The use of DTC genetic testing is transforming the practice of medicine by helping researchers understand diseases: Through genetic sequencing, test results can associate individuals’ genetic markers with risks of developing diseases such as type 2 diabetes, Parkinson’s and Alzheimer’s diseases, and hereditary cancers. Individuals can then use that new information to modify their behaviour or take other preventative measures, detect diseases and intervene sooner, and receive more personalised care—actions which could increase cost-efficiency and relieve some pressure on financially burdened healthcare systems.
Yet France, for one, shows reluctance to take these benefits seriously. France’s concerns are that if consumers purchase genetic tests directly, then they will not receive psychological support and medical interpretation of the results, and that it is difficult to anticipate how a patient may react when finding out he or she may be at risk of developing a serious illness.
Yet a 2011 study published in the New England Journal of Medicine suggests that the use of technologies such as genetic testing and screening does not lead to any short-term negative effects on the anxiety levels or psychological health of individuals. And France is underestimating consumers’ ability to inform themselves: 23andMe, for instance, warns its users that the results it provides do not mean they should skip the recommended medical screenings. Moreover, some of the most sensitive tests have received regulatory approval.
For example, the U.S. Food and Drugs Association has approved 23andMe’s DNA test to screen for a predisposition to colorectal cancer.
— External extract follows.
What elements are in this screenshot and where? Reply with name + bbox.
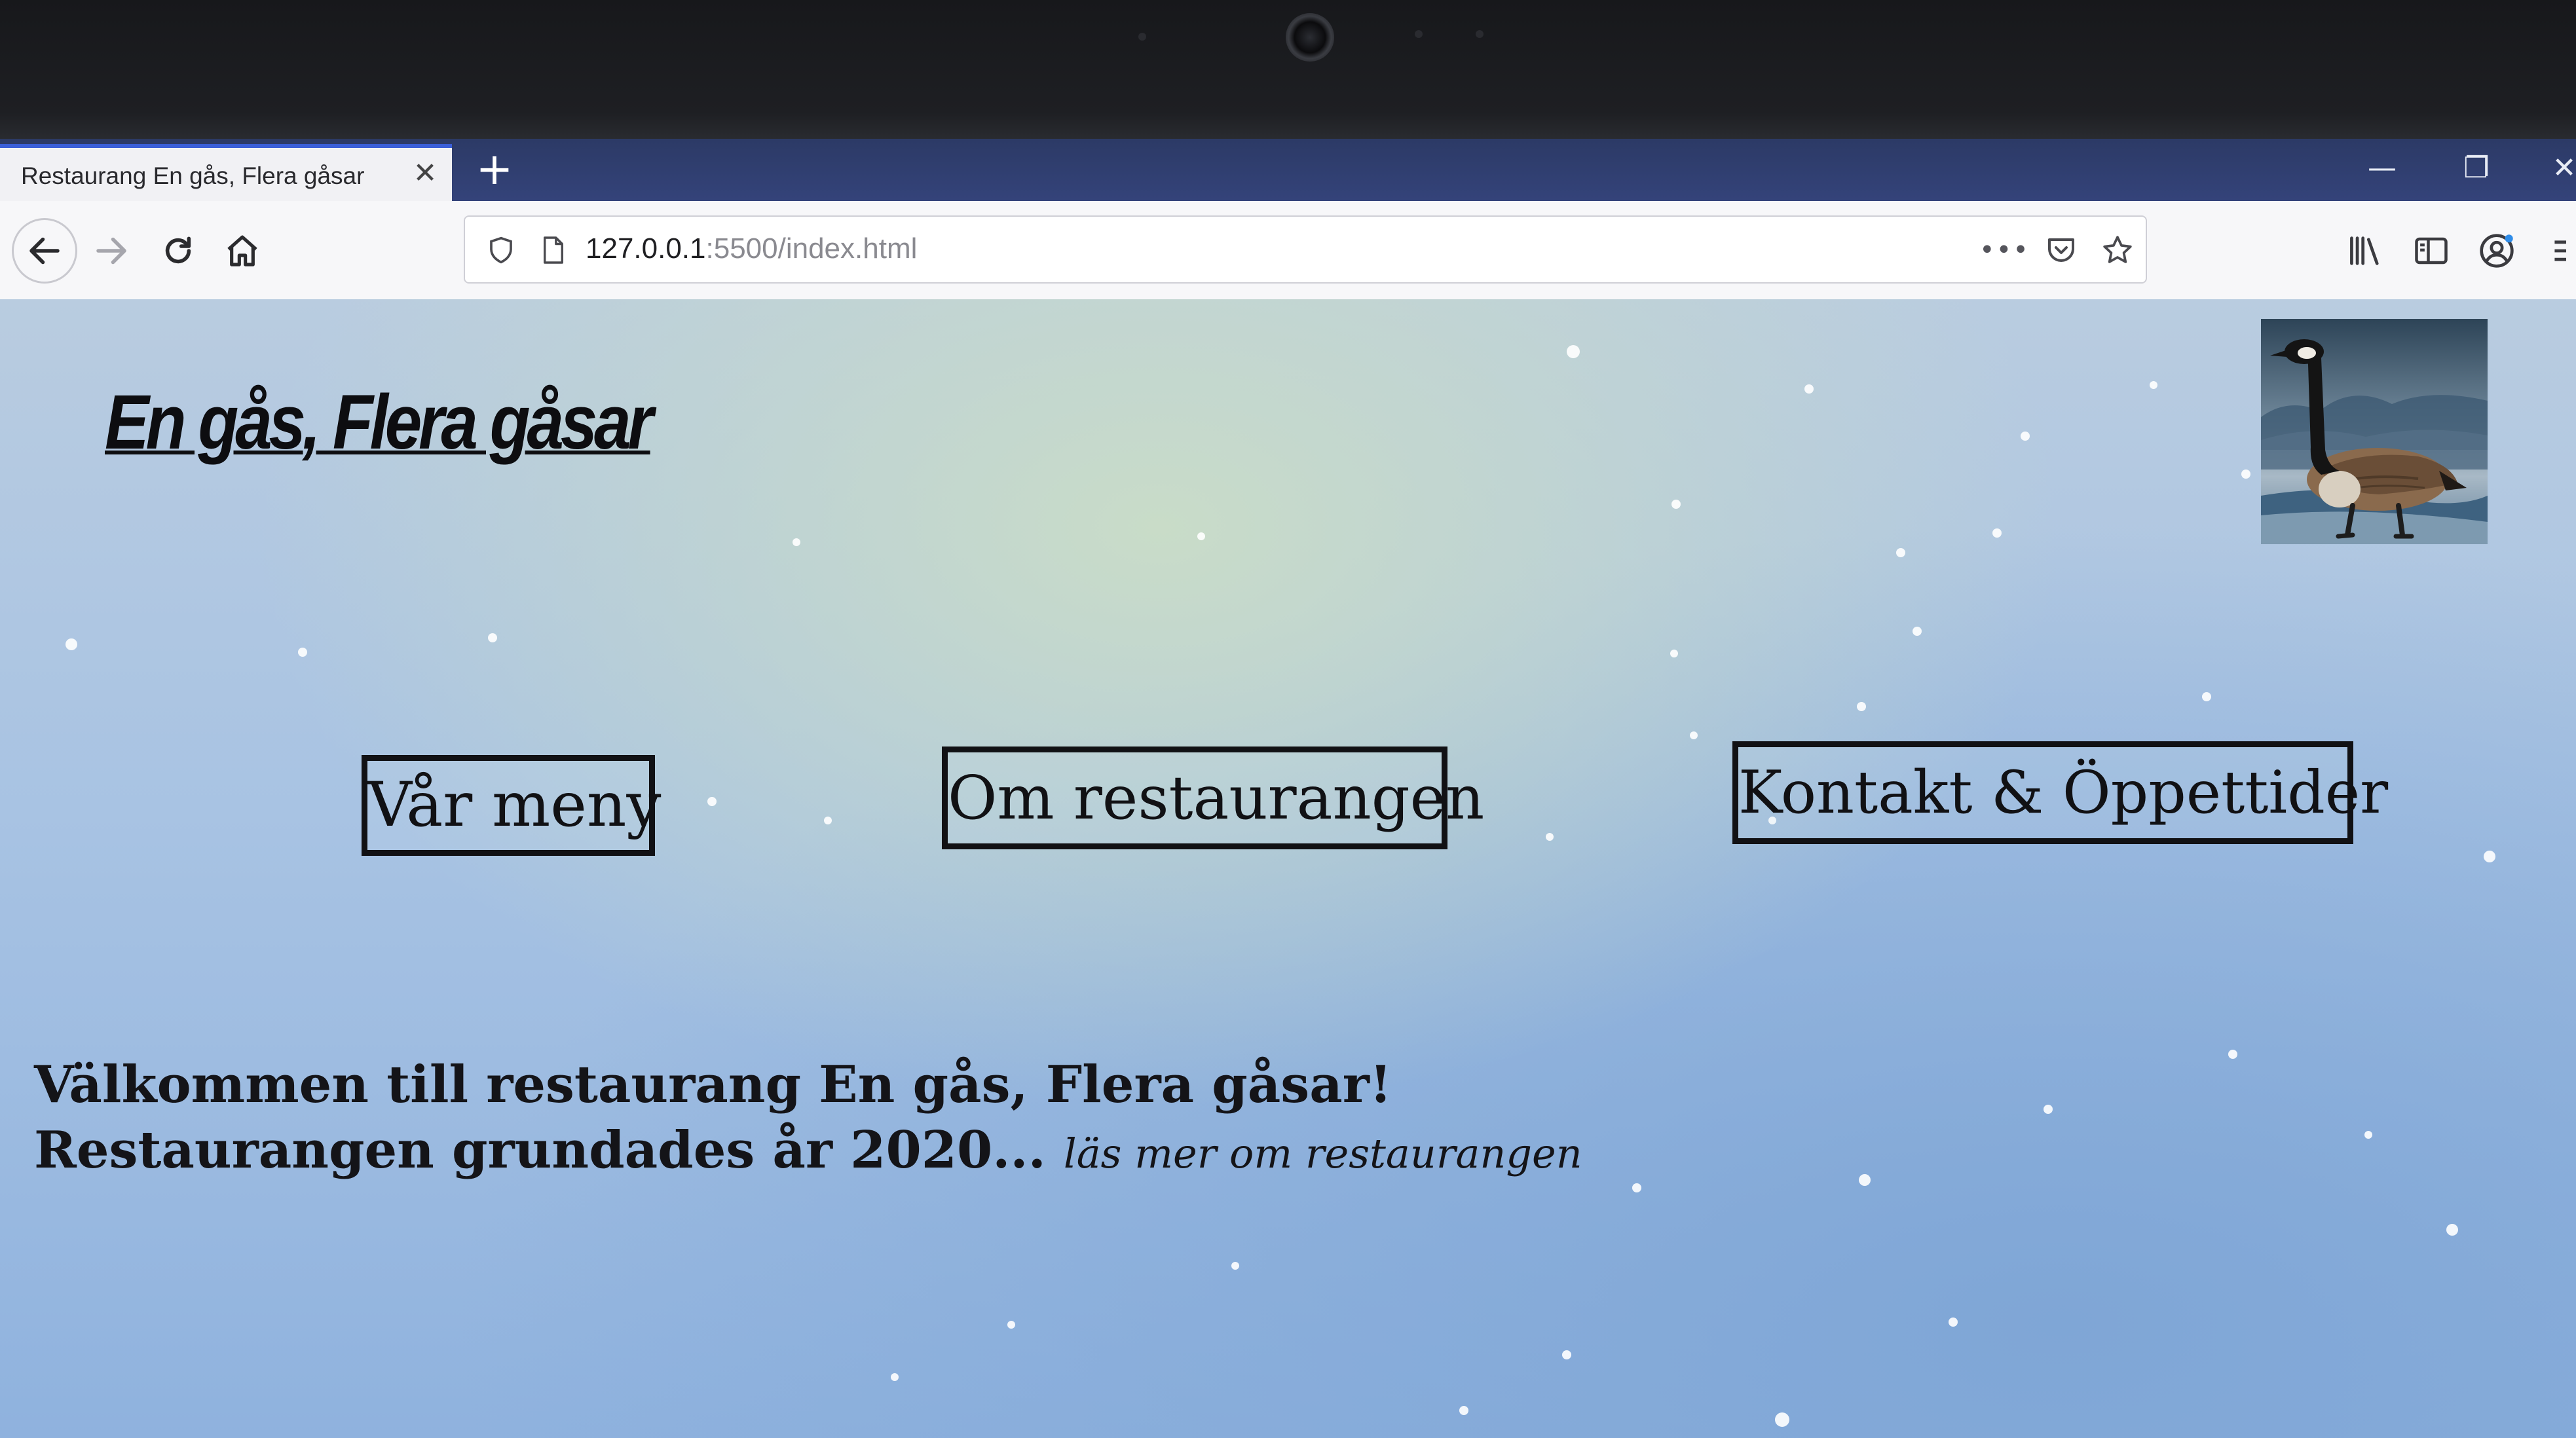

Third, countries which limit at-home genetic testing are preventing their genetics companies and labs from generating scientific advances. In countries that allow DTC testing, genetics companies now have the world’s largest collections of human DNA and can partner with pharmaceutical firms to discover new drugs. For instance, GlaxoSmithKline uses 23andMe’s database of over five million people to develop medical treatment for Parkinson’s disease. In addition, these companies create many high-paying jobs in computer science, engineering, and computational biology.
EU policymakers should call for France and Germany to lift bans on DTC genetic testing. Countries that prohibit it are limiting their populations’ ability to access information about their own genetic legacies, which could be critical to their future health. These countries will fail to harness significant economic benefits and competitive advantage over countries that have embraced societal change and technological progress. Moreover, EU policymakers should work to harmonise laws to create a single market for DTC genetic testing in the EU to unlock the potential of genetic data for all EU member states.